With about four games left in the season, it became mathematically clear to the players and coaches of Queens Park Ladies, an under-12 girls’ soccer team in Bournemouth, England, that they would win their league.
But instead of resting on their laurels and enjoying the assured victory, they decided to go one step further: what if they not only won their league, but also did so without losing a single game?
If that wasn’t enough, they would make it as the only women’s team in a men’s league.
Reader, they did it. Queens Park Ladies did not lose any of their 22 matches, earning them the elusive nickname “Invincibles”, one that evokes memories of Arsenal’s unbeaten 2003-04 Premier League season under Arsène Wenger.
“I thought it was amazing that we came this far to beat some guys who are probably more physical than us,” said 11-year-old midfielder Millie Ray. “In fact, we went back and destroyed them.”
In interviews, the players praised each other and noted that they were also close friends, which helped their game.
“I’m so proud of my team and happy for us,” said Olivia Green, 12, team captain. “I didn’t expect it, but I thought we could do it.”
Skylar Henshall-Dicks, 11, said: “I knew we were a good team.” But looking back on the season, he said, she was even more amazed. “Now that we’ve done it, he seems even crazier,” he said.
Queens Park Ladies conceded just 11 goals in 22 games – “a brilliant statistic”, according to Toby Green, team manager and Olivia’s father.
Much of that is due to 12-year-old goalkeeper Mariah Silva.
“When they needed me, I did my job,” Mariah said. “Sometimes there’s a lot of pressure,” she said, especially during penalty kicks.
Mariah joined the team three years ago, when she moved to England from Brazil, where she was used to playing against boys. She has big ambitions for the future: “My dream is to become a professional footballer,” Mariah said.
Girls against boys
As their memorable 2023-24 season began, it took a while for kids on opposing teams to take the Queens Park Ladies seriously.
“Sometimes, especially at the beginning of the season when we hadn’t played them all yet, they would laugh,” said Edith Wragg, a 12-year-old defender. “They definitely underestimated us. But then we showed them that we were just as good as them.”
During the first game, their opponents seemed to assume that beating the girls’ team would be easy, said Skylar, also a defender.
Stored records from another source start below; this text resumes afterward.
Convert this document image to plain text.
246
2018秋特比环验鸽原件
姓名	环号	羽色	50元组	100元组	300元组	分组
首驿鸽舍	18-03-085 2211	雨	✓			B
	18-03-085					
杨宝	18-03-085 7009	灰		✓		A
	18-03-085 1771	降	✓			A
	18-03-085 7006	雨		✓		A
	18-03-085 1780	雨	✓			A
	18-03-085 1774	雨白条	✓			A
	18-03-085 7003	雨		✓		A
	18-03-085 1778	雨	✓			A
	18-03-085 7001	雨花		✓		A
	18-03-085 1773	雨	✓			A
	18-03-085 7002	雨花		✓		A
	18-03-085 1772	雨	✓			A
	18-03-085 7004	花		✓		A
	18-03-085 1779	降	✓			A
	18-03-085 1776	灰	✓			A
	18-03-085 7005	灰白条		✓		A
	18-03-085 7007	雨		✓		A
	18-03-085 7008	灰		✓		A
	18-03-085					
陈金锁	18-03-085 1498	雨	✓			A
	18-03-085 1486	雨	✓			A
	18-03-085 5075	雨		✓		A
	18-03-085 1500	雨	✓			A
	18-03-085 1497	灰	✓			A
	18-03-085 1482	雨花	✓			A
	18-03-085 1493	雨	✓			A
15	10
But after a 6-0 victory by Queens Park Ladies, her opponents were “pretty taken aback,” she said.
Other players recalled similar moments. “Sometimes they get a little angry,” Olivia, the captain, said of the opposing players. “I think they’re being a little silly.”
If anything, those attitudes served as a motivating factor, said Chris Wragg, the team’s coach and Edith’s father.
“The football field is a great environment to match,” Mr Wragg said. “The only barriers really are the ones off the field.”
‘These girls are serious’
Women’s football is a rapidly growing sport. In England, much of the enthusiasm around the sport can be attributed to the women’s national team, the Lionesses. They won the European Championship in 2022, an achievement that still eludes their male counterparts, and reached the Women’s World Cup final the following year.
While the Lionesses serve as role models for the 11- and 12-year-old Queens Park Ladies, the girls said they hoped to be an inspiring force themselves.
“We’ve all been thinking how great it is for other girls to see it and inspire them to play soccer,” Edith said.
In Bournemouth, on the south coast of England, interest in women’s soccer has increased in recent years, Green said. When the club, which has teams of various age groups, started about six years ago, there weren’t as many girls interested in joining the team, she said. There was no women’s league available at the time, so Queens Park Ladies also played in the men’s league, but with very different results.
“Those first seasons they won one game in two years and tied a couple,” Green said. “It was very difficult”.
The players spent the next few years training and playing against boys and girls. Once his team reached the under-12 league, Green said he contacted the county’s football association, the Hampshire Football Association, and got the girls admitted to the boys’ league after passing some slight doubts.
“Hampshire Football Association said, ‘Let’s try it,’” Green said. By finishing first this year, Queens Park Ladies have earned promotion to Division 2 for next season, where they will play 11v11 (instead of the current nine per team) and on a larger field for the first time.
“These girls mean business,” Green said. “They want to play at the highest level possible.”
Green said she planned to form a women’s team (which starts at age 16) with the club and work her way up to the big leagues. “That’s the master plan,” she said.
Mr. Wragg, the coach, first gained coaching experience more than 20 years ago during a summer on Long Island, New York, which proved to be a formative experience. At that time, he said, women’s football was not yet popular or common in Britain.
“It was considered unusual,” said Wragg, who has a Ph.D. in exercise physiology, he said. “But when I came to the United States back then, it was more of a girls’ sport than a boys’ sport.”
Mr Green said he hoped the growing popularity of women’s football would also mean better conditions for women’s football. “We know there is a gap between men’s and women’s football,” he said. “That difference is only due to the fact that men’s soccer has been around longer.”
But, she said, “the standards of women’s football are getting better and better every year.”